In deze zaak heeft het Gerechtshof Arnhem-Leeuwarden op 24 november 2022 uitspraak gedaan in hoger beroep tegen een beschikking van de kinderrechter in de rechtbank Noord-Nederland. De kinderrechter had op 30 augustus 2022 de ambtshalve ondertoezichtstelling van de minderjarige [de minderjarige1] uitgesproken. De vader en de moeder van [de minderjarige1] hebben hiertegen hoger beroep ingesteld. Tijdens de mondelinge behandeling op 15 november 2022 zijn de ouders verschenen, bijgestaan door hun advocaat, en zijn ook vertegenwoordigers van de raad voor de kinderbescherming en de gecertificeerde instelling (GI) aanwezig geweest.
Het hof heeft vastgesteld dat er geen zorgen zijn over de ontwikkeling van [de minderjarige1]. De raad voor de kinderbescherming had in een rapport aangegeven dat het verzoek om onderzoek naar [de minderjarige1] was ingetrokken, omdat er geen zorgen waren.
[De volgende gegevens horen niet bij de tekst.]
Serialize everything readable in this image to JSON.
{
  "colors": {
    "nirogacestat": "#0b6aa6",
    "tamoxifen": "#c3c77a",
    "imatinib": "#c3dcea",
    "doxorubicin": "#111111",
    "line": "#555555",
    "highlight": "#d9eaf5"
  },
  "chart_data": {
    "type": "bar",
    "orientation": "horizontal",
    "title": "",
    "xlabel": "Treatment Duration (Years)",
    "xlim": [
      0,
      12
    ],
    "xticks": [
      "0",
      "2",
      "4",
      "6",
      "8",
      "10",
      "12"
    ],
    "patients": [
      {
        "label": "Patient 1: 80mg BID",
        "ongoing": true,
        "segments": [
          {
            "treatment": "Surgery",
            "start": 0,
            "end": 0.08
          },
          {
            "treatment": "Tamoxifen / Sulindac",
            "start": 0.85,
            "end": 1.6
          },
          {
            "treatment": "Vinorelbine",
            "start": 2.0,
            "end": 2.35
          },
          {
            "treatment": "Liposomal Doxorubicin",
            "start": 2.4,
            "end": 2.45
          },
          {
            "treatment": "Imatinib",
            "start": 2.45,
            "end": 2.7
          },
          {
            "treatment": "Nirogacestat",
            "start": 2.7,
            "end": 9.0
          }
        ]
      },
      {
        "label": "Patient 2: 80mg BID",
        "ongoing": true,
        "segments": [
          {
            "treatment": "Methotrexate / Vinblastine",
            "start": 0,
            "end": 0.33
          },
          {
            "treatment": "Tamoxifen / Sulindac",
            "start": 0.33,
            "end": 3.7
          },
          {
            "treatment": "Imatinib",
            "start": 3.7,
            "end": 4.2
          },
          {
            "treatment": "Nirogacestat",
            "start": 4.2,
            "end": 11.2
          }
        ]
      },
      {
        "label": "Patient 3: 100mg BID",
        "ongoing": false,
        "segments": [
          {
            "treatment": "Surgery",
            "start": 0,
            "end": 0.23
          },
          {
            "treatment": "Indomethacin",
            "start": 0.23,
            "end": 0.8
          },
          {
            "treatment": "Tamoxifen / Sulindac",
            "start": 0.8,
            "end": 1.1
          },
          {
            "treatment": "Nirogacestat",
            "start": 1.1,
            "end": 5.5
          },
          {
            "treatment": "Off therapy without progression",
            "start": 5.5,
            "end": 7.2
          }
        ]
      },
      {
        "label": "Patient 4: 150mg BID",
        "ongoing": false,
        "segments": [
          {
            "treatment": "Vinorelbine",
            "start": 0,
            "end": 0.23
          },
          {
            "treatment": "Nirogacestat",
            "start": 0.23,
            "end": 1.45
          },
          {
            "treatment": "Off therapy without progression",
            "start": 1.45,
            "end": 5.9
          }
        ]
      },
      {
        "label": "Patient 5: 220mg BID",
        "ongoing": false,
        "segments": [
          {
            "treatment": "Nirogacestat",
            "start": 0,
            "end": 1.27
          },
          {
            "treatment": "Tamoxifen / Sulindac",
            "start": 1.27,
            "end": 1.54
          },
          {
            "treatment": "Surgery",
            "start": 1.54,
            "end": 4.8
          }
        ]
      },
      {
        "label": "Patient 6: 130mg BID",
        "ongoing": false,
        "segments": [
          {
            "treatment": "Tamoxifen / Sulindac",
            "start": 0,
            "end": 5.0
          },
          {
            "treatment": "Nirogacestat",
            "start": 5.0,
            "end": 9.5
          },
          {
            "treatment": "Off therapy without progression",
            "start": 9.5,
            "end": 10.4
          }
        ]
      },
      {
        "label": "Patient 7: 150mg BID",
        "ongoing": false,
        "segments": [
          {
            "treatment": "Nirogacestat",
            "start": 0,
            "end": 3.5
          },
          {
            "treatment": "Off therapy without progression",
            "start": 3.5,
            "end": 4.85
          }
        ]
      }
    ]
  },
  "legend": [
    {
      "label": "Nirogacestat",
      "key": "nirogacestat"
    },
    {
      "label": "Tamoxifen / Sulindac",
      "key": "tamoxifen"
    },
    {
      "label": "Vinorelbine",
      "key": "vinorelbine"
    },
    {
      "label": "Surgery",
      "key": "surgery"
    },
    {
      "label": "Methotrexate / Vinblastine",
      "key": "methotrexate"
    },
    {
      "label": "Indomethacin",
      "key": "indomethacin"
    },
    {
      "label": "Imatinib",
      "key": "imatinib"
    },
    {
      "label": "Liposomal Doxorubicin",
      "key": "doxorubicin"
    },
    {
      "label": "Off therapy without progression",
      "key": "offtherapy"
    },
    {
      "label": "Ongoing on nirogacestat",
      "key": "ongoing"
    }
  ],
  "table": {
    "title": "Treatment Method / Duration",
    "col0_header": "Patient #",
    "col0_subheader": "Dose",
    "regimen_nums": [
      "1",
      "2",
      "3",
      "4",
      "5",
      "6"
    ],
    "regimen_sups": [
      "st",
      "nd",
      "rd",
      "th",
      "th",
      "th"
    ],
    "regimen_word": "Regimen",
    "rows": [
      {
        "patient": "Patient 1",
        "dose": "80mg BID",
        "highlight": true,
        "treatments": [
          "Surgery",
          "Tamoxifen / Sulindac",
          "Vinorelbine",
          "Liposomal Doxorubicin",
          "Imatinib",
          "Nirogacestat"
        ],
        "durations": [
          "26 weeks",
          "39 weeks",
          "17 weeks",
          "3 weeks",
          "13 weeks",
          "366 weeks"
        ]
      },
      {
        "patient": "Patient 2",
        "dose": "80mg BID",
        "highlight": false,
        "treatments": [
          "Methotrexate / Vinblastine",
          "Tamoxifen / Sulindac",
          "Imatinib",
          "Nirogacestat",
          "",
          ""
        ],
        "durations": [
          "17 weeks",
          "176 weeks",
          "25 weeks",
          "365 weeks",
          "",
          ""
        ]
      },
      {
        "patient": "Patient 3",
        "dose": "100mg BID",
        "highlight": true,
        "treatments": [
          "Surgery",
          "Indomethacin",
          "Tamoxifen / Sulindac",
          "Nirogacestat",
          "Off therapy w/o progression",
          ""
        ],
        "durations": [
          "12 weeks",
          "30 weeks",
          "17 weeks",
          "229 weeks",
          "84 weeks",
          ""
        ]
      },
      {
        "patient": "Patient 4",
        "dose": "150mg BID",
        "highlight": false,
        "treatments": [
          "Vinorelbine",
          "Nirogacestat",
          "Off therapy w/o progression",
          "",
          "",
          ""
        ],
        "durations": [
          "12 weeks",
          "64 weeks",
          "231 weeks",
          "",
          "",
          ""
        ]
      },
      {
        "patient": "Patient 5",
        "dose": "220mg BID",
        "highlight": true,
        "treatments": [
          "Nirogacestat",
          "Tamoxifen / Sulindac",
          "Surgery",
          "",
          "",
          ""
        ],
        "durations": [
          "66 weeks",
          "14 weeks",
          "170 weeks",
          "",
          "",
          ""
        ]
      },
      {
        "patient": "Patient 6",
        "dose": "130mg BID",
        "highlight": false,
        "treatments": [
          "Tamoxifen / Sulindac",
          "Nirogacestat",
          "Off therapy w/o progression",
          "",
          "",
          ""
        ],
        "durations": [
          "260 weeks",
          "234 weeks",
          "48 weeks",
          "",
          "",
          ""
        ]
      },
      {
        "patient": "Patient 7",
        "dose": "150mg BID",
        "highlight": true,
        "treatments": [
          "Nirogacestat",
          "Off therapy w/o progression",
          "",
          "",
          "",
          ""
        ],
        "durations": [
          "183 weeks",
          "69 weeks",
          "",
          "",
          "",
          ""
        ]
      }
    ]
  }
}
Ook tijdens de zitting is bevestigd dat er geen signalen van onveiligheid zijn voor [de minderjarige1]. Het hof heeft geconcludeerd dat de ambtshalve ondertoezichtstelling geen passende maatregel is, aangezien er geen ernstige bedreiging in de ontwikkeling van [de minderjarige1] is vastgesteld.
Daarom heeft het hof de beschikking van de kinderrechter vernietigd voor zover deze betrekking heeft op de ondertoezichtstelling van [de minderjarige1]. De beslissing is uitvoerbaar bij voorraad verklaard, wat betekent dat de uitspraak onmiddellijk effect heeft, ondanks eventuele verdere rechtsmiddelen.